Upvotes 2 Share PDF

How can I remove a failed controller node from a UCP cluster?

To remove a failed controller from a UCP cluster, use the following steps.

First, go to one of your controller nodes and check if the failed controller node still shows up:

sudo docker exec -it ucp-kv etcdctl --endpoint [https://127.0.0.1:2379](https://127.0.0.1:2379 "https://127.0.0.1:2379") --ca-file /etc/docker/ssl/ca.pem --cert-file /etc/docker/ssl/cert.pem --key-file /etc/docker/ssl/key.pem ls /orca/v1/controllers

You should find the failed node.
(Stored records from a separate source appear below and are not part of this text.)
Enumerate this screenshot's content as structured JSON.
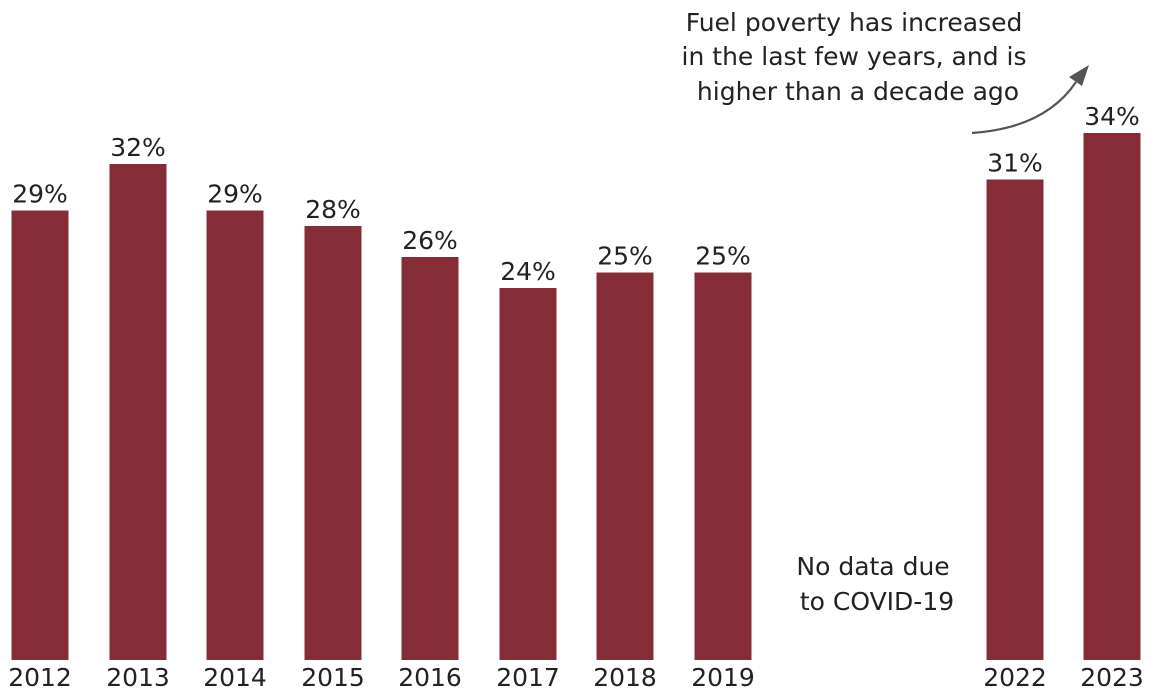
{
  "chart_data": {
    "type": "bar",
    "categories": [
      "2012",
      "2013",
      "2014",
      "2015",
      "2016",
      "2017",
      "2018",
      "2019",
      "2022",
      "2023"
    ],
    "values": [
      29,
      32,
      29,
      28,
      26,
      24,
      25,
      25,
      31,
      34
    ],
    "value_labels": [
      "29%",
      "32%",
      "29%",
      "28%",
      "26%",
      "24%",
      "25%",
      "25%",
      "31%",
      "34%"
    ],
    "unit": "%",
    "title": "",
    "xlabel": "",
    "ylabel": "",
    "grid": false,
    "color": "#852d37",
    "annotations": {
      "gap_note": [
        "No data due",
        "to COVID-19"
      ],
      "trend_note": [
        "Fuel poverty has increased",
        "in the last few years, and is",
        "higher than a decade ago"
      ]
    }
  }
}
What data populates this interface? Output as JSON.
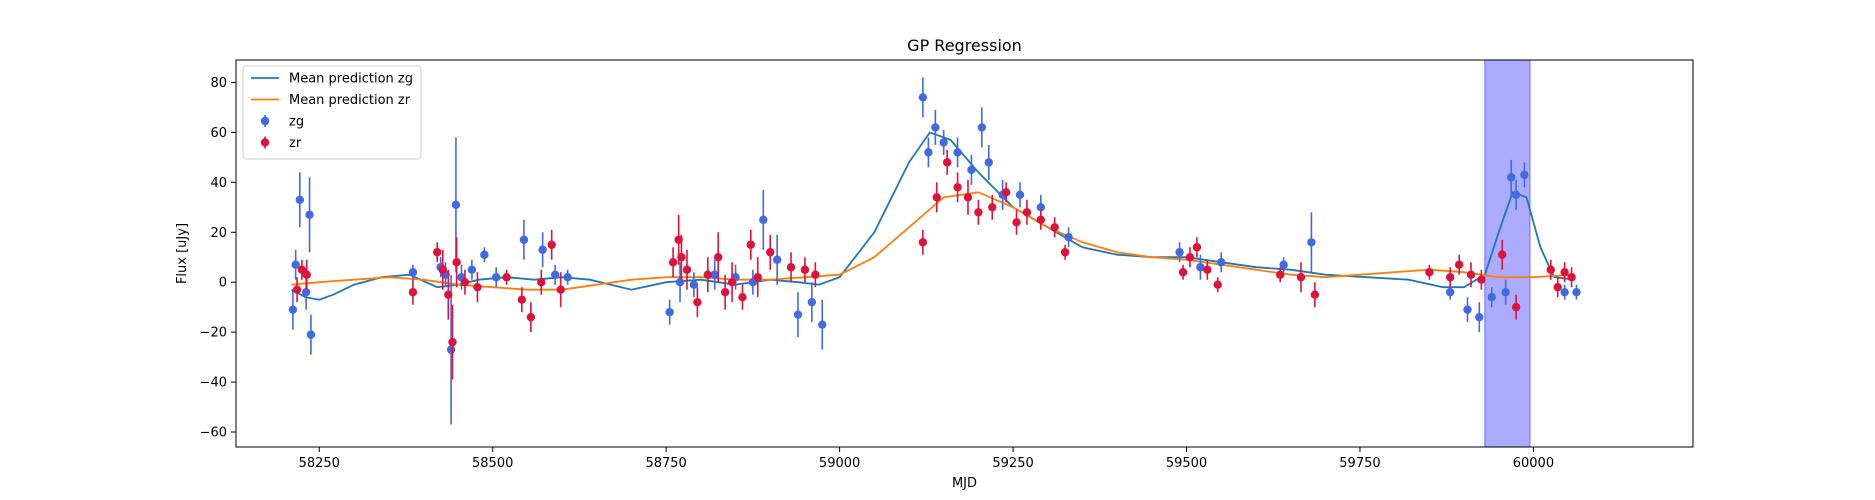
{
  "chart_data": {
    "type": "scatter",
    "title": "GP Regression",
    "xlabel": "MJD",
    "ylabel": "Flux [uJy]",
    "xlim": [
      58130,
      60230
    ],
    "ylim": [
      -66,
      89
    ],
    "xticks": [
      58250,
      58500,
      58750,
      59000,
      59250,
      59500,
      59750,
      60000
    ],
    "xtick_labels": [
      "58250",
      "58500",
      "58750",
      "59000",
      "59250",
      "59500",
      "59750",
      "60000"
    ],
    "yticks": [
      -60,
      -40,
      -20,
      0,
      20,
      40,
      60,
      80
    ],
    "ytick_labels": [
      "−60",
      "−40",
      "−20",
      "0",
      "20",
      "40",
      "60",
      "80"
    ],
    "legend_position": "top-left",
    "shaded_region": {
      "x0": 59930,
      "x1": 59995,
      "color": "#a6a6ff"
    },
    "series": [
      {
        "name": "Mean prediction zg",
        "kind": "line",
        "color": "#1f77b4",
        "x": [
          58210,
          58230,
          58250,
          58270,
          58300,
          58340,
          58380,
          58420,
          58450,
          58480,
          58520,
          58560,
          58600,
          58640,
          58700,
          58750,
          58800,
          58850,
          58900,
          58940,
          58970,
          59000,
          59050,
          59100,
          59130,
          59160,
          59200,
          59250,
          59300,
          59350,
          59400,
          59450,
          59500,
          59550,
          59600,
          59650,
          59700,
          59760,
          59820,
          59870,
          59900,
          59930,
          59950,
          59970,
          59990,
          60010,
          60030,
          60060
        ],
        "y": [
          -3,
          -6,
          -7,
          -5,
          -1,
          2,
          3,
          -2,
          -1,
          1,
          2,
          1,
          2,
          1,
          -3,
          0,
          1,
          -1,
          1,
          0,
          -1,
          2,
          20,
          48,
          60,
          57,
          44,
          30,
          22,
          14,
          11,
          10,
          10,
          8,
          6,
          5,
          3,
          2,
          1,
          -2,
          -2,
          3,
          20,
          36,
          34,
          14,
          2,
          1
        ]
      },
      {
        "name": "Mean prediction zr",
        "kind": "line",
        "color": "#ff7f0e",
        "x": [
          58210,
          58250,
          58300,
          58350,
          58400,
          58450,
          58500,
          58550,
          58600,
          58650,
          58700,
          58750,
          58800,
          58850,
          58900,
          58950,
          59000,
          59050,
          59100,
          59150,
          59200,
          59250,
          59300,
          59350,
          59400,
          59450,
          59500,
          59550,
          59600,
          59650,
          59700,
          59750,
          59800,
          59850,
          59900,
          59950,
          60000,
          60060
        ],
        "y": [
          -1,
          0,
          1,
          2,
          1,
          -1,
          -2,
          -3,
          -3,
          -1,
          1,
          2,
          2,
          1,
          1,
          2,
          3,
          10,
          22,
          34,
          36,
          30,
          22,
          16,
          12,
          10,
          9,
          7,
          5,
          3,
          2,
          3,
          4,
          5,
          4,
          2,
          2,
          3
        ]
      },
      {
        "name": "zg",
        "kind": "errorbar",
        "color": "#4169e1",
        "x": [
          58212,
          58216,
          58222,
          58231,
          58236,
          58238,
          58385,
          58425,
          58432,
          58440,
          58447,
          58455,
          58470,
          58488,
          58505,
          58545,
          58572,
          58590,
          58608,
          58755,
          58770,
          58790,
          58820,
          58850,
          58875,
          58890,
          58910,
          58940,
          58960,
          58975,
          59120,
          59128,
          59138,
          59150,
          59170,
          59190,
          59205,
          59215,
          59235,
          59260,
          59290,
          59330,
          59490,
          59520,
          59550,
          59640,
          59680,
          59880,
          59905,
          59922,
          59940,
          59960,
          59968,
          59975,
          59987,
          60045,
          60062
        ],
        "y": [
          -11,
          7,
          33,
          -4,
          27,
          -21,
          4,
          6,
          3,
          -27,
          31,
          2,
          5,
          11,
          2,
          17,
          13,
          3,
          2,
          -12,
          0,
          -1,
          3,
          2,
          0,
          25,
          9,
          -13,
          -8,
          -17,
          74,
          52,
          62,
          56,
          52,
          45,
          62,
          48,
          35,
          35,
          30,
          18,
          12,
          6,
          8,
          7,
          16,
          -4,
          -11,
          -14,
          -6,
          -4,
          42,
          35,
          43,
          -4,
          -4
        ],
        "err": [
          8,
          6,
          11,
          7,
          15,
          8,
          3,
          4,
          5,
          30,
          27,
          5,
          4,
          3,
          4,
          8,
          7,
          4,
          3,
          5,
          8,
          5,
          6,
          5,
          5,
          12,
          10,
          9,
          8,
          10,
          8,
          6,
          7,
          5,
          6,
          6,
          8,
          7,
          6,
          5,
          5,
          4,
          4,
          5,
          4,
          3,
          12,
          3,
          5,
          6,
          4,
          5,
          7,
          6,
          5,
          3,
          3
        ]
      },
      {
        "name": "zr",
        "kind": "errorbar",
        "color": "#dc143c",
        "x": [
          58218,
          58225,
          58232,
          58385,
          58420,
          58428,
          58436,
          58442,
          58448,
          58460,
          58478,
          58520,
          58542,
          58555,
          58570,
          58585,
          58598,
          58760,
          58768,
          58772,
          58780,
          58795,
          58810,
          58825,
          58835,
          58845,
          58860,
          58872,
          58882,
          58900,
          58930,
          58950,
          58965,
          59120,
          59140,
          59155,
          59170,
          59185,
          59200,
          59220,
          59240,
          59255,
          59270,
          59290,
          59310,
          59325,
          59495,
          59505,
          59515,
          59530,
          59545,
          59635,
          59665,
          59685,
          59850,
          59880,
          59893,
          59910,
          59925,
          59955,
          59975,
          60025,
          60035,
          60045,
          60055
        ],
        "y": [
          -3,
          5,
          3,
          -4,
          12,
          5,
          -5,
          -24,
          8,
          0,
          -2,
          2,
          -7,
          -14,
          0,
          15,
          -3,
          8,
          17,
          10,
          5,
          -8,
          3,
          10,
          -4,
          0,
          -6,
          15,
          2,
          12,
          6,
          5,
          3,
          16,
          34,
          48,
          38,
          34,
          28,
          30,
          36,
          24,
          28,
          25,
          22,
          12,
          4,
          10,
          14,
          5,
          -1,
          3,
          2,
          -5,
          4,
          2,
          7,
          3,
          1,
          11,
          -10,
          5,
          -2,
          4,
          2
        ],
        "err": [
          5,
          4,
          6,
          5,
          4,
          8,
          10,
          15,
          10,
          5,
          6,
          3,
          5,
          6,
          5,
          6,
          7,
          6,
          10,
          9,
          8,
          6,
          7,
          10,
          7,
          8,
          5,
          6,
          8,
          7,
          6,
          5,
          5,
          5,
          6,
          5,
          6,
          7,
          5,
          5,
          4,
          5,
          5,
          4,
          4,
          3,
          3,
          4,
          4,
          4,
          3,
          3,
          6,
          5,
          3,
          4,
          4,
          5,
          4,
          6,
          5,
          4,
          4,
          4,
          4
        ]
      }
    ]
  }
}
Then run this command to actually remove it from the UI:

sudo docker exec -it ucp-kv etcdctl --endpoint [https://127.0.0.1:2379](https://127.0.0.1:2379 "https://127.0.0.1:2379") --ca-file /etc/docker/ssl/ca.pem --cert-file /etc/docker/ssl/cert.pem --key-file /etc/docker/ssl/key.pem rm /orca/v1/controllers/<node-ip>

This should get rid of the controller node in the UI. However, you might still see references to the failed node when the ucp-controller container tries to create a PKI. In that case, remove the failed node permanently using these two commands:

sudo docker exec -it ucp-kv etcdctl --endpoint [https://127.0.0.1:2379](https://127.0.0.1:2379 "https://127.0.0.1:2379") --ca-file /etc/docker/ssl/ca.pem --cert-file /etc/docker/ssl/cert.pem --key-file /etc/docker/ssl/key.pem rm /orca/v1/config/clusterca_<node-ip>:12381

sudo docker exec -it ucp-kv etcdctl --endpoint [https://127.0.0.1:2379](https://127.0.0.1:2379 "https://127.0.0.1:2379") --ca-file /etc/docker/ssl/ca.pem --cert-file /etc/docker/ssl/cert.pem --key-file /etc/docker/ssl/key.pem rm /orca/v1/config/clientca_<node-ip>:12382

If the failed node's Docker daemon is still running and reachable on the same network as the UCP cluster, Docker Swarm might sometimes reconnect to the same network again, and the node might be relisted with the following command:

sudo docker exec -it ucp-kv etcdctl --endpoint [https://127.0.0.1:2379](https://127.0.0.1:2379 "https://127.0.0.1:2379") --ca-file /etc/docker/ssl/ca.pem --cert-file /etc/docker/ssl/cert.pem --key-file /etc/docker/ssl/key.pem ls /docker/nodes

If that happens, you can rejoin the node again, and then remove it once more. Alternatively, you can terminate the Docker daemon on that failed node, and then remove it again with the following command:

sudo docker exec -it ucp-kv etcdctl --endpoint [https://127.0.0.1:2379](https://127.0.0.1:2379 "https://127.0.0.1:2379") --ca-file /etc/docker/ssl/ca.pem --cert-file /etc/docker/ssl/cert.pem --key-file /etc/docker/ssl/key.pem rm /docker/nodes/<node-ip>

NOTE This procedure has been tested to work with UCP 1.1.2. Newer versions may not work exactly like this.